Known for defending those who could not afford a lawyer in court, at that time RPP could not afford one for itself.
“We were broke and almost closing shop when Willie Kimani walked in,” recalls Mr Kamotho. “Having nothing to lose, RPP offered him an unpaid internship, largely because it was in dire need of an insider with even the most basic legal skills.”
In the first months of his internship, Willie came face to face with police brutality victims.
He later convinced his bosses to expand the mandate of RPP to documenting and investigating extrajudicial killings and conducting civic education on how to act if one encountered police brutality.
Other than RPP, there were few organisations that could handle such issues. Most victims did not trust the largest of them, the KNCHR, which was viewed as pro-government.
“There were a lot of cases of extrajudicial killings that we handled because the victims’ families did not trust KNCHR. We probably handled two to three cases a week.
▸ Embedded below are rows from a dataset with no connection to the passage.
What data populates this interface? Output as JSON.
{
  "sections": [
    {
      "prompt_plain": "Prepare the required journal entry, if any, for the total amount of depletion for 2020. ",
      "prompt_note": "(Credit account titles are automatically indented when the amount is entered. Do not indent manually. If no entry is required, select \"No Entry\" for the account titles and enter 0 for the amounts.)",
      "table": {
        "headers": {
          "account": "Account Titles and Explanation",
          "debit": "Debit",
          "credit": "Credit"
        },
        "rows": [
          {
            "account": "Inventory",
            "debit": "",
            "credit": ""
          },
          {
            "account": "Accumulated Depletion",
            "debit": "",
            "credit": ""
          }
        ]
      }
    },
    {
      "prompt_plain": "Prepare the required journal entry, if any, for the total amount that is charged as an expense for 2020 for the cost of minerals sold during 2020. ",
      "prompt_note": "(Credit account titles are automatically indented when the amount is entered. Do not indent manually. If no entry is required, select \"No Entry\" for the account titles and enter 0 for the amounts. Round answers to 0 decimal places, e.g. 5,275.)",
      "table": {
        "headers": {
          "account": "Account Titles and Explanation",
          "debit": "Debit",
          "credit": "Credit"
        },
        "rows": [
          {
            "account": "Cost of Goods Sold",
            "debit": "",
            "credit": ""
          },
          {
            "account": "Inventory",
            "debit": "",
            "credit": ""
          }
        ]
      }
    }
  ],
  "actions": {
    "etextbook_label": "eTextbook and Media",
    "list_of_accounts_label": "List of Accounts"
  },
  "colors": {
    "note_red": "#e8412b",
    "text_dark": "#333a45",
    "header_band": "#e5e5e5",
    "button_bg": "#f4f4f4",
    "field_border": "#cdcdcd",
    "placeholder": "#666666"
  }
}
Each of these landed on Willie’s desk,” says Mr Kamotho.
With the rising number of extrajudicial killings, Willie is said to have transformed from a cowed kid to a hardened human rights lawyer and activist.
Among his prominent cases was that of former Mungiki spokesman Njuguna Gitau, who was shot dead by three assailants in Nairobi’s Luthuli Avenue in 2009.
Willie was to graduate while at RPP and did his pupilage at the law firm of lawyer Mbugua Mureithi.
In March 2012, he began work with Imlu. A year later he joined Ipoa where he was tasked with exposing corrupt and killer police officers.
He was to become the pointman in collecting information ranging from extortion to extrajudicial killings against senior officers. The bulk of the information he gathered was presented during their vetting.